Saturday, September 10, 2011

Our Apartment


On this rainy Saturday afternoon I am going to give you a tour of our apartment.  The whole apartment is a long rectangle about 3 meters by 7 meters.  When you come in the front door you are faced with a little tile floor before the floor suddenly rises about 4 inches.  This is very common in Korean apartments and restaurants.  This is where you take off your shoes.  Its to keep the floor clean enough to sit on.  Our apartment even came with a cabinet specifically for storing shoes.

A Drawing of our appartment.  Look at our web album for actual pictures.  Heated floor space is colored brown.  Note: The floor is the heat.  (Click it to see a bigger version)
Once you are on the main floor, our bathroom door is to the right.  The bathroom is lower than the main floor, but level with the entry way, and it is tile.  Another reason the floor is raised is to allow the pipes for heated water to go everywhere.  This means the bathroom floor will not be heated in winter.  burr!  Our bathroom is normalish.  It has a towel rack, a toilet with a cushy pink seat, a large medicine cabinet, and a sink.  There is a drain in the middle of the floor.  The main oddity is that the shower is just one of those handheld ones in a holder on the wall over the sink.  It is connected via tube to the sink and you turn a handle to switch from sink to shower.  It sounds weird, but its really easy to use.  The water isn't sprayed hard enough to reach our towel in the opposite corner.  The only downside is forgetting to turn the handle after your shower the night before.  Then you get a nice unexpected morning shower.  The big medicine cabinet is to store everything you don't want to get wet, and even the toilet paper holder always comes with a metal flap to keep the water off. 

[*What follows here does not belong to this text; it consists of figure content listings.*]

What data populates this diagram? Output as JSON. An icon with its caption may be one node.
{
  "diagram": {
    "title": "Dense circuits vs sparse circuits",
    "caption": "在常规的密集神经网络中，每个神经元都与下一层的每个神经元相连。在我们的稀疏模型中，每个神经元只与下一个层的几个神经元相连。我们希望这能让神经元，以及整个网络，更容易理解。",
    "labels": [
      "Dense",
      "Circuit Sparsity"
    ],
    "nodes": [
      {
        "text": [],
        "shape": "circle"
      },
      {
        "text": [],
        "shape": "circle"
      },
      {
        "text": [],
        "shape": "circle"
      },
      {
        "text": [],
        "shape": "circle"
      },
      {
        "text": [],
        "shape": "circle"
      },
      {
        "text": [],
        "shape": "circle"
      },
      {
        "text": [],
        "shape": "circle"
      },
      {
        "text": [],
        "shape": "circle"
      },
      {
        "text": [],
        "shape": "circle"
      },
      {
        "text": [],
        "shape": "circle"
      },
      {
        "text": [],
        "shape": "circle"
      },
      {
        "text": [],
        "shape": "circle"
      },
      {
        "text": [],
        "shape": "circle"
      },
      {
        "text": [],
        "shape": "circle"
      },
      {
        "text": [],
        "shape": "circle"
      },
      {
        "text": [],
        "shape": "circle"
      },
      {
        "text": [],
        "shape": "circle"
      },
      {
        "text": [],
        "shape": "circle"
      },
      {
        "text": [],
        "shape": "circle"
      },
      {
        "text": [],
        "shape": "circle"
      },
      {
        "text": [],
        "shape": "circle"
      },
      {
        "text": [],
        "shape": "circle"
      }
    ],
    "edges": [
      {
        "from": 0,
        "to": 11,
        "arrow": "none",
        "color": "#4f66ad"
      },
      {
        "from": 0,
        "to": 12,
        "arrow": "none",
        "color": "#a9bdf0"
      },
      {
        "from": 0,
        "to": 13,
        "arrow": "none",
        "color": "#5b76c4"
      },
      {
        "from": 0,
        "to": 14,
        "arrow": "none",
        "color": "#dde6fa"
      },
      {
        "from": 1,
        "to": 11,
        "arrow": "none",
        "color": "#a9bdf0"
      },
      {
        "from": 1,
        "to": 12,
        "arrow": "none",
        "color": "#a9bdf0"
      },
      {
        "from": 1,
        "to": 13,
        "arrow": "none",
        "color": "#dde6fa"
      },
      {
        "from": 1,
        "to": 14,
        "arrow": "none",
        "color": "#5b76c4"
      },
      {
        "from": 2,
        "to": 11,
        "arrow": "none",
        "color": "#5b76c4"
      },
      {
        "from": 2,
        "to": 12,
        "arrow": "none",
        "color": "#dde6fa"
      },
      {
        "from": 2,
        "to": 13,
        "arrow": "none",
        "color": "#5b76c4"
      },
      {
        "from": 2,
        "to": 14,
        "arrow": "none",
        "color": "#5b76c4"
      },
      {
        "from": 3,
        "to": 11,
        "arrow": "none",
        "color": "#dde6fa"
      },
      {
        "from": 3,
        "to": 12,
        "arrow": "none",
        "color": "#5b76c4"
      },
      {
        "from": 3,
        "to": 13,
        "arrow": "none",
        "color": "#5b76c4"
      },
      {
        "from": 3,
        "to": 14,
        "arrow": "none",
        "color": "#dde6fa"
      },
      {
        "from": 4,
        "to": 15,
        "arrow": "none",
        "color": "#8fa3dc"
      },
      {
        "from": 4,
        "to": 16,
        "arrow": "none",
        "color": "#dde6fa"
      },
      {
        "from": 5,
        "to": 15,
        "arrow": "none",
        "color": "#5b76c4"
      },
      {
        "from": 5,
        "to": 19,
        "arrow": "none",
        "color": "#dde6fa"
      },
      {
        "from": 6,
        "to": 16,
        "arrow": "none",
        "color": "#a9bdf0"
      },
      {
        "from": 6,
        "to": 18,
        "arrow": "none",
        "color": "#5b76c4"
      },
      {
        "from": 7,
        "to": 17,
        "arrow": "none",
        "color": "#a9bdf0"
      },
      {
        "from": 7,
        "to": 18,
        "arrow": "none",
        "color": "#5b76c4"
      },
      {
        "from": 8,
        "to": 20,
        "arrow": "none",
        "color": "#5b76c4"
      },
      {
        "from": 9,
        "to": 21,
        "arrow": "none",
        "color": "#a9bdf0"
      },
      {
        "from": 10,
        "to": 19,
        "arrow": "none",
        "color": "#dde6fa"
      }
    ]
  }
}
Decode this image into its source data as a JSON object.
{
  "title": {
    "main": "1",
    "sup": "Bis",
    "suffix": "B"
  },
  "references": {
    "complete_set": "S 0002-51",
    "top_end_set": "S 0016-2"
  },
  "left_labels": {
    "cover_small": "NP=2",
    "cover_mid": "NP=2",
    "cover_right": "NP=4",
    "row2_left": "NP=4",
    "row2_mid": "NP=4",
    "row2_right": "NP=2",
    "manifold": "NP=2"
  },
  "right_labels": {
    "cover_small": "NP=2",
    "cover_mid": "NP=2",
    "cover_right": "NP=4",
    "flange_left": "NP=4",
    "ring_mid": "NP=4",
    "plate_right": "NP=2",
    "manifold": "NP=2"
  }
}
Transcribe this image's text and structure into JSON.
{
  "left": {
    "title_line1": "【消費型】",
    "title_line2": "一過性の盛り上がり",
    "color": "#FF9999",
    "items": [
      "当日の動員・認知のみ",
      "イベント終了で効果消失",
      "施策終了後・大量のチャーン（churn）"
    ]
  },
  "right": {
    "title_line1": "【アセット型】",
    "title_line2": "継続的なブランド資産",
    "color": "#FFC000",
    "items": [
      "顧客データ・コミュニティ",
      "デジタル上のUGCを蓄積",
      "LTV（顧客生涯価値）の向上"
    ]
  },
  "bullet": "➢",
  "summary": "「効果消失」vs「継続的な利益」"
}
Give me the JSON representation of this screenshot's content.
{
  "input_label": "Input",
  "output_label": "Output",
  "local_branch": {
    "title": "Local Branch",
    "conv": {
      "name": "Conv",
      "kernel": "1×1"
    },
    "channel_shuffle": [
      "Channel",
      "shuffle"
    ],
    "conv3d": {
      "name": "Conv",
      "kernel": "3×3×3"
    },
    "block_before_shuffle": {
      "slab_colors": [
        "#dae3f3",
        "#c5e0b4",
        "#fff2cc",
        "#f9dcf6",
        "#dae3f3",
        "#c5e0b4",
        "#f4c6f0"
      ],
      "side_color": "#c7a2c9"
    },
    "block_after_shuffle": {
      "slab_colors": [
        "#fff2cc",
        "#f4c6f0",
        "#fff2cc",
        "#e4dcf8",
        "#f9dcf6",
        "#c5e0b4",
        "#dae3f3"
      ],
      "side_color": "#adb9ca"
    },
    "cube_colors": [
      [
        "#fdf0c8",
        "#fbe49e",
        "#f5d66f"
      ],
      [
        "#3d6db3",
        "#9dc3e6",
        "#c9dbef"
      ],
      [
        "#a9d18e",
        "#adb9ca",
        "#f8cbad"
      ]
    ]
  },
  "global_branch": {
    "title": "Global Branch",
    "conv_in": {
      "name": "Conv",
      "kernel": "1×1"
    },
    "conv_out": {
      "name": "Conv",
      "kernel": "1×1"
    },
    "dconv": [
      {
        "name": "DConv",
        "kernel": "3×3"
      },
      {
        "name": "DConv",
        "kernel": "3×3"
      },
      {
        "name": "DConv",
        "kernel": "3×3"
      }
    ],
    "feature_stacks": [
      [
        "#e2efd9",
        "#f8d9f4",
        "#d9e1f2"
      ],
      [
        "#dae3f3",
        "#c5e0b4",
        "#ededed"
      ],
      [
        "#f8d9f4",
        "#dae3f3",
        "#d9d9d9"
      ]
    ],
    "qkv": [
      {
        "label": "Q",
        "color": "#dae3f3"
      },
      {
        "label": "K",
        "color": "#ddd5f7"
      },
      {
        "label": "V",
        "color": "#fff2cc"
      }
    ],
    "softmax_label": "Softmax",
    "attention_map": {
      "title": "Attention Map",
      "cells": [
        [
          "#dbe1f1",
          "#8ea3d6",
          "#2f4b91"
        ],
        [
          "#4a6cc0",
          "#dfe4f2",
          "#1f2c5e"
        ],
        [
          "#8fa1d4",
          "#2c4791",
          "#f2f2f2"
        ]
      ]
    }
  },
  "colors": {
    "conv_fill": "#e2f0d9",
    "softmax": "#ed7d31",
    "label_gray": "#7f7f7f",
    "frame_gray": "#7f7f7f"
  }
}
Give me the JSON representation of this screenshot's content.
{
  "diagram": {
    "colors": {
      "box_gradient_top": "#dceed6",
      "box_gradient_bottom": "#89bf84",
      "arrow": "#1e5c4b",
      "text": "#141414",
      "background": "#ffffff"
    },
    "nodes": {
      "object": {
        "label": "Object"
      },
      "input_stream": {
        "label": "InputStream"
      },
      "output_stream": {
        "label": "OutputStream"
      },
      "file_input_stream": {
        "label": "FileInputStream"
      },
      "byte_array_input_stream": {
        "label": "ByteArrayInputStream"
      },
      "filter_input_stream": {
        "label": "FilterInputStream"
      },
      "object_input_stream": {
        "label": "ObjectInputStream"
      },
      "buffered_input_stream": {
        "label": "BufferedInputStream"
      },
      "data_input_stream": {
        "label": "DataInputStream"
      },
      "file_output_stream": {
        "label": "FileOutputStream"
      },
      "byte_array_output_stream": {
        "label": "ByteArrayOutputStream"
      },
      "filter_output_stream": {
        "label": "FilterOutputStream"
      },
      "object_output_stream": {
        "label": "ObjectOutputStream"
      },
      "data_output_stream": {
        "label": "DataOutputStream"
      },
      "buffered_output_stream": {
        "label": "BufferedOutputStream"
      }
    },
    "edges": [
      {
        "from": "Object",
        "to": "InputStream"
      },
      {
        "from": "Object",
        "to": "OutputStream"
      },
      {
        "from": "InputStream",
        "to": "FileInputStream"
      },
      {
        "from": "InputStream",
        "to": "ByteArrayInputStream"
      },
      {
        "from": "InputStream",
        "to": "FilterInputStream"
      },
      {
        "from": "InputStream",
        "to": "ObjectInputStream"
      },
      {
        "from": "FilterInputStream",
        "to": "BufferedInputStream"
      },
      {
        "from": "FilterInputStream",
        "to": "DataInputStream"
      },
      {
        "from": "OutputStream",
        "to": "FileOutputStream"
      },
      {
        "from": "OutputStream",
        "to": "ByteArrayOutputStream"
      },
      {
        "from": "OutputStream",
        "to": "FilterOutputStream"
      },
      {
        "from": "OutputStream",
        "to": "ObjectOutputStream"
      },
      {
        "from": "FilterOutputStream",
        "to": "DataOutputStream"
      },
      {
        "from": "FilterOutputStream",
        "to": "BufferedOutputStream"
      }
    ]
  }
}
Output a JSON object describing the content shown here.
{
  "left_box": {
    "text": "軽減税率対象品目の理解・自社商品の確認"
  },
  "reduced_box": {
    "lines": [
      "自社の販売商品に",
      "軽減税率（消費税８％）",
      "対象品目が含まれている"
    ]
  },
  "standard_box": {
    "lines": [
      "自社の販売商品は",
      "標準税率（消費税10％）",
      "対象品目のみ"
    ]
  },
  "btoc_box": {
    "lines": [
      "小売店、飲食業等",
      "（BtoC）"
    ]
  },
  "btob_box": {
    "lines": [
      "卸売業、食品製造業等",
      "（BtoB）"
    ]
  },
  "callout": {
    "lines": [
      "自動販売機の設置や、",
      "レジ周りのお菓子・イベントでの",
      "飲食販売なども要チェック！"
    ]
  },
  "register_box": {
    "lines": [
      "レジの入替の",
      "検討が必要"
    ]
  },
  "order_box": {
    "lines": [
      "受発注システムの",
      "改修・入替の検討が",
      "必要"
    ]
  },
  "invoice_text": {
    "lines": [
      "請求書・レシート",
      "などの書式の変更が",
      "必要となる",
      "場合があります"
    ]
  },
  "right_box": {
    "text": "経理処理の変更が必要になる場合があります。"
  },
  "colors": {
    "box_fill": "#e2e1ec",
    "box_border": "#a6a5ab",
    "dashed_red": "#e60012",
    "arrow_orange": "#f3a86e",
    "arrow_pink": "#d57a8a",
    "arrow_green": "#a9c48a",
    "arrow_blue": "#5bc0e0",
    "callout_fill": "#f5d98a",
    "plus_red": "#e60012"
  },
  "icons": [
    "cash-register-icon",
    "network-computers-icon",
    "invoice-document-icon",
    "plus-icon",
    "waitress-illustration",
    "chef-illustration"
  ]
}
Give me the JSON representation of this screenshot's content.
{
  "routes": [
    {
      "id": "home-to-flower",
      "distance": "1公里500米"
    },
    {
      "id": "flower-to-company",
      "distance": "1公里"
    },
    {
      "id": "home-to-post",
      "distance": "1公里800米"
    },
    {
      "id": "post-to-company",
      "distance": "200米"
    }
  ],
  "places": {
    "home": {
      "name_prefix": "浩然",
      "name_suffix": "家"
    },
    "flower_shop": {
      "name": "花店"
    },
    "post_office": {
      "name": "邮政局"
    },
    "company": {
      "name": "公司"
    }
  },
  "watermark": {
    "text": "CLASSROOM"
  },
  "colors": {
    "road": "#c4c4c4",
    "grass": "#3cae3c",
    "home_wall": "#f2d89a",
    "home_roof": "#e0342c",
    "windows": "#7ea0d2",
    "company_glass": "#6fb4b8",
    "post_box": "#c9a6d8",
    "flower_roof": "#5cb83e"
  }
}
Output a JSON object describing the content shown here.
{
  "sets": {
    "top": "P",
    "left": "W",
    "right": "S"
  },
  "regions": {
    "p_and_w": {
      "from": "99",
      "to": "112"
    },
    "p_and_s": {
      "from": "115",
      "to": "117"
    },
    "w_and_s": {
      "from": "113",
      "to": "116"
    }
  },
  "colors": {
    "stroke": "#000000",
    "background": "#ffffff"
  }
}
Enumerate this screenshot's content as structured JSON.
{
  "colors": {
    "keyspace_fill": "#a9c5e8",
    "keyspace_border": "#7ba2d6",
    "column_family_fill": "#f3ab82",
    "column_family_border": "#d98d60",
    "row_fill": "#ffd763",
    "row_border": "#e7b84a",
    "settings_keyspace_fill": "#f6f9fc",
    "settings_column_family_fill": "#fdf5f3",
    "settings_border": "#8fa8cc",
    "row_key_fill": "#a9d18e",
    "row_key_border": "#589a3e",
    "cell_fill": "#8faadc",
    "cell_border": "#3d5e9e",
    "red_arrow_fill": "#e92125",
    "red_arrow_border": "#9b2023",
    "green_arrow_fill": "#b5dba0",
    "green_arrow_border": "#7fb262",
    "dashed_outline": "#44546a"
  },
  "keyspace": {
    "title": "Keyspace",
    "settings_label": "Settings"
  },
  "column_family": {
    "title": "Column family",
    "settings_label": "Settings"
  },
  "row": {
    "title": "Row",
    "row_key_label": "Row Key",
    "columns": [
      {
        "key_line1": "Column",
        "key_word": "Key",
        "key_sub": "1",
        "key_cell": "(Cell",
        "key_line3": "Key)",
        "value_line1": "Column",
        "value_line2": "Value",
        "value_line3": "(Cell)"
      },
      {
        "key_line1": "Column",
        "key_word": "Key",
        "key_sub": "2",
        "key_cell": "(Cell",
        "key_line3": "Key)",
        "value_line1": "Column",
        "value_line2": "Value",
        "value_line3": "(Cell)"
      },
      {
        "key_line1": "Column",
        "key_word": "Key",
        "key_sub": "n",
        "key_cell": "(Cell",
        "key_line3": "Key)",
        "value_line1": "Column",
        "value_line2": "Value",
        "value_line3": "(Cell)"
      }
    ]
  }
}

Past the bathroom door is our kitchen!  We have a mid-sized refrigerator, somewhere between a mini and a small full sized.  We also have a 3 burner stove, a tiny oven that is really just a broiler/toaster, a drainboard/counter, and a sink.  We do have a lot of cabinet space, but this may be because we don't have enough stuff to fill it up.  We do only have one drawer.  Thats our kitchen, we have finally accumulated enough pots and pans to cook our dinners here.  We've been eating a lot of rice here...

Then you go through a door into our main room.  Its the biggest room in our apartment being about 3x3.5 meters.  We have a twin bed (we've been offered a double, but I'm not sure how it would fit), a tiny desk, and our new addition, a table!  Of course, the desk and table are about a foot off the ground, but that's what the floor is for!  Our bed doubles as a couch and we are still living out of our suitcases until we find/buy a chest of drawers.  Apparently, Koreans as a society do not generally have thrift shops due to the belief that used items take in some part of the owner and have a lingering spirit.  Therefore, people just put out old furniture on the street for the trashman and foreigners who don't mind lingering spirits!

Last but not least, through a double sliding door (one clear, one opaque) we have a little low tile room.  Its about one meter wide and holds our hot water heater, air conditioner condenser, washing machine, and dry rack.  Its sort of like having a back porch because most of the back wall is a window.  We can't sit out there though.  We do have our sliding doors open a lot.  Our view isn't very inspiring.  We are only on the second floor, and we live in a restaurant district.  So all we can see is the roof of our neighboring restaurant and into a restaurant on the second floor of another building.  We do have lots of nightlights, but we can close the sliding doors and lower a screen to keep out most of the light and the partying people who go to the pubs around our neighborhood.  Its a good neighborhood, there isn't any crime or violence, but its the nearest set of restaurants and pub to the KAIST dorms. 

So that is our tiny apartment!  We are enjoying it a lot.  It feels right to have a tiny apartment with few possessions after just getting married.  Now we have stories about how we flooded our back porch and how we keep forgetting to turn on the hot water before getting into the shower.  The biggest plus is that we only spend 300,000 Korean Won ($300) a month on rent!!!  That's amazing for an urban area.




1 comment:

  1. I was thinking how living in such a small space would be a test of any marriage, but your words reassured me. As a matter of fact, they caused me to remember that Buddy's grandparents, Martin and Ruth Weaver lived in a similarly sized apartment with a Murphy bed on 19th Street NW in Washington DC early in their marriage!